Der bewusste Einbau einer unzulässigen Abschalteinrichtung, die dazu dienen soll, die Grenzwerte zur Erlangung der Typengenehmigung einzuhalten, spricht ohne Vorliegen besonders rücksichtswürdiger Umstände gegen die Annahme eines Rechtsirrtums. Die Rechtsansicht der Beklagten zu Emissionsgrenzwerten ist schon deswegen nicht vertretbar, weil sie sich nicht mit den Zielen der VO 715/2007/EG in Einklang bringen lässt, die ausdrücklich in den Erwägungsgründen genannt werden: zB ein hohes Umweltschutzniveau sicherzustellen, das Senken der Emissionen von Kraftfahrzeugen und die Verringerung der Emissionen von Partikeln und Ozonvorläuferstoffen wie Stickstoffoxid und Kohlenwasserstoff, die Verbesserung der Luftqualität.
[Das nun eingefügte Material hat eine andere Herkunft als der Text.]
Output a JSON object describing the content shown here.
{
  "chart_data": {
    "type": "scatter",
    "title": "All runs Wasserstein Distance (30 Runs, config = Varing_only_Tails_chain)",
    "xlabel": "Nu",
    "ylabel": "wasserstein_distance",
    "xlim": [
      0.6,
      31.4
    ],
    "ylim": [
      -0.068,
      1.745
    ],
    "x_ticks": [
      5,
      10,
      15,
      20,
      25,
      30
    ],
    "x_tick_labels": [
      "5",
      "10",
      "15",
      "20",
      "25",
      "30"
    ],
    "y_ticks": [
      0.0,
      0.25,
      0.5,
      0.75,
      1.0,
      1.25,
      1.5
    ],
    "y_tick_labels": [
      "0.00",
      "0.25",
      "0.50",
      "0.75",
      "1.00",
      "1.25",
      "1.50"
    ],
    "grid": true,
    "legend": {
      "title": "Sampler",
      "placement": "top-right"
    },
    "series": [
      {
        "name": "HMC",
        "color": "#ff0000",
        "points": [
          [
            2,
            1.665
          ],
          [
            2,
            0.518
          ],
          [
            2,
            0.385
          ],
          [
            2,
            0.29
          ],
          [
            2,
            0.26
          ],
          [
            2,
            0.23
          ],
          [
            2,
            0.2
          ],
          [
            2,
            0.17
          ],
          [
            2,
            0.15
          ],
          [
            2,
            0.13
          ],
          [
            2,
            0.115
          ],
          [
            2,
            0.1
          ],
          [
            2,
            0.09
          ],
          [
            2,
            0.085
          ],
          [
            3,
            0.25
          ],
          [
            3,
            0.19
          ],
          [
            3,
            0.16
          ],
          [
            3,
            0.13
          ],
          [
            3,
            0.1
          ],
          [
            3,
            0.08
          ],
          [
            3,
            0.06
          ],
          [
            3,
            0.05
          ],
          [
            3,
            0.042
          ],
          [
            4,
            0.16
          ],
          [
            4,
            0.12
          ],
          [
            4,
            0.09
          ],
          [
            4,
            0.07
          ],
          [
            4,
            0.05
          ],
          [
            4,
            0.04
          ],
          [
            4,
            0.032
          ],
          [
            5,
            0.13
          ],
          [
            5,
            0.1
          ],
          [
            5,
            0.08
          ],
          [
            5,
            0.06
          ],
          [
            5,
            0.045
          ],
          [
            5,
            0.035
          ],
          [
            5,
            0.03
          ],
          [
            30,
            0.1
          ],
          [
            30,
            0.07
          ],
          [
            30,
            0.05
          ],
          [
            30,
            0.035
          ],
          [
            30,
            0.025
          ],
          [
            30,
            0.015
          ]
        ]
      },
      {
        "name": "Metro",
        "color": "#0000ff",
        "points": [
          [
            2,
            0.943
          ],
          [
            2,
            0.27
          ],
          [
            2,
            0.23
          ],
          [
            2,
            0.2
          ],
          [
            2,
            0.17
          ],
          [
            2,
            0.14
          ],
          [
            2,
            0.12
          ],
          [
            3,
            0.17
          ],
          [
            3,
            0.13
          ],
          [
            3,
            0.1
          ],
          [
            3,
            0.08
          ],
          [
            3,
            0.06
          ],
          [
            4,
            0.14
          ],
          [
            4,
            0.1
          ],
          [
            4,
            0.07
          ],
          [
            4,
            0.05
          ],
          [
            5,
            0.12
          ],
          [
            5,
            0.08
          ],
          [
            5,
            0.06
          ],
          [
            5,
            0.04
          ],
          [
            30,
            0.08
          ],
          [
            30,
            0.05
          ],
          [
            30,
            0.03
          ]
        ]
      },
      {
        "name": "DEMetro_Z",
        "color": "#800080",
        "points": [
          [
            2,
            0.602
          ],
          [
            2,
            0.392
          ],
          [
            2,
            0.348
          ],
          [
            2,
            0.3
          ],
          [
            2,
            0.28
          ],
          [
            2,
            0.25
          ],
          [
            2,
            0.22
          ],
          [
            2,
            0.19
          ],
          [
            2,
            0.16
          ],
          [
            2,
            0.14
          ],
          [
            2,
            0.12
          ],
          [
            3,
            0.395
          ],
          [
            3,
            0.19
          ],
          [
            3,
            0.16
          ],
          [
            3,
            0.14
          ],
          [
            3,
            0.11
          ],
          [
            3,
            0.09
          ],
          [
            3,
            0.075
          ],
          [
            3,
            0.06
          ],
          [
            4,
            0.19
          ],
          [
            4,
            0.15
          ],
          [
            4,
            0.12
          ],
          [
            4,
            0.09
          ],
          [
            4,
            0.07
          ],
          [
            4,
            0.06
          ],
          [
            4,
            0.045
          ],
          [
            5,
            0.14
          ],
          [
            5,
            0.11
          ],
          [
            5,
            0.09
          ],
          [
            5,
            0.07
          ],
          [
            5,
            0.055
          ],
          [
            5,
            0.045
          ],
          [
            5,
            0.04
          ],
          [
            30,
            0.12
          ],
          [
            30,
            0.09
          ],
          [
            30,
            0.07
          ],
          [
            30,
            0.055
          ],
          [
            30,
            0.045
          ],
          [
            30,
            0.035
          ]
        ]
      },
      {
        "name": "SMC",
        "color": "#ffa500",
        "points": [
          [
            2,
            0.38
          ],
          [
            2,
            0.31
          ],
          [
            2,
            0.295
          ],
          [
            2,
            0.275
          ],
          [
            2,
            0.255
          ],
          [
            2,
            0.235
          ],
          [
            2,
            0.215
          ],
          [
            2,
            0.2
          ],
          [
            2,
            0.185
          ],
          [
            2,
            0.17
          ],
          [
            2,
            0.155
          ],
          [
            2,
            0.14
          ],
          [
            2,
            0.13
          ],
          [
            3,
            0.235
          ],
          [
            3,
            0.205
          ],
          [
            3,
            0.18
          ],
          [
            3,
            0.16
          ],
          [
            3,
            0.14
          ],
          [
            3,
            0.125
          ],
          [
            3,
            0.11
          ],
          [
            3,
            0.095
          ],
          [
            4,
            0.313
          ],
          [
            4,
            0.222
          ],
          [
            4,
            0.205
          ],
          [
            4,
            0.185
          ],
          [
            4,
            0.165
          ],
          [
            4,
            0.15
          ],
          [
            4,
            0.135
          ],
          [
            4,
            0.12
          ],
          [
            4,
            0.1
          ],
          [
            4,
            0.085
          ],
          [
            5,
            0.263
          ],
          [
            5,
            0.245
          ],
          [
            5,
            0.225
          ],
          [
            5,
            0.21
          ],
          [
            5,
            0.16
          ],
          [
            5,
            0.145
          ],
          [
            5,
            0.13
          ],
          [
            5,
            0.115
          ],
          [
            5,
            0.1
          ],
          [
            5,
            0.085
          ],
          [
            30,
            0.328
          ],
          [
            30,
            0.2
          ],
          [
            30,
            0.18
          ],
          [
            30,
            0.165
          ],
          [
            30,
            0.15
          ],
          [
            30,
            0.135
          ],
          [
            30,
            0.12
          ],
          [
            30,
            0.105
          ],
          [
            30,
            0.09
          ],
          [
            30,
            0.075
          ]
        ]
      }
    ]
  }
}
Sie widerspricht außerdem Art 5 Abs 1 VO 715/2007/EU, der lautet: „Der Hersteller rüstet das Fahrzeug so aus, dass die Bauteile, die das Emissionsverhalten voraussichtlich beeinflussen, so konstruiert, gefertigt und montiert sind, dass das Fahrzeug unter normalen Betriebsbedingungen dieser Verordnung und ihren Durchführungsmaßnahmen entspricht.“ Selbst ohne den Normzweck und ohne diese Vorschrift wäre nicht nachvollziehbar, wieso die Beklagte annehmen hätte dürfen, dass sie das ausdrückliche Verbot von Abschalteinrichtungen in Art 5 Abs 1 VO 715/2007/EG nicht beachten hätte müssen.

Geht es noch klarer? Anders als die allzuoft tollpatschigen Erstgerichte lässt sich der OGH natürlich nicht austricksen.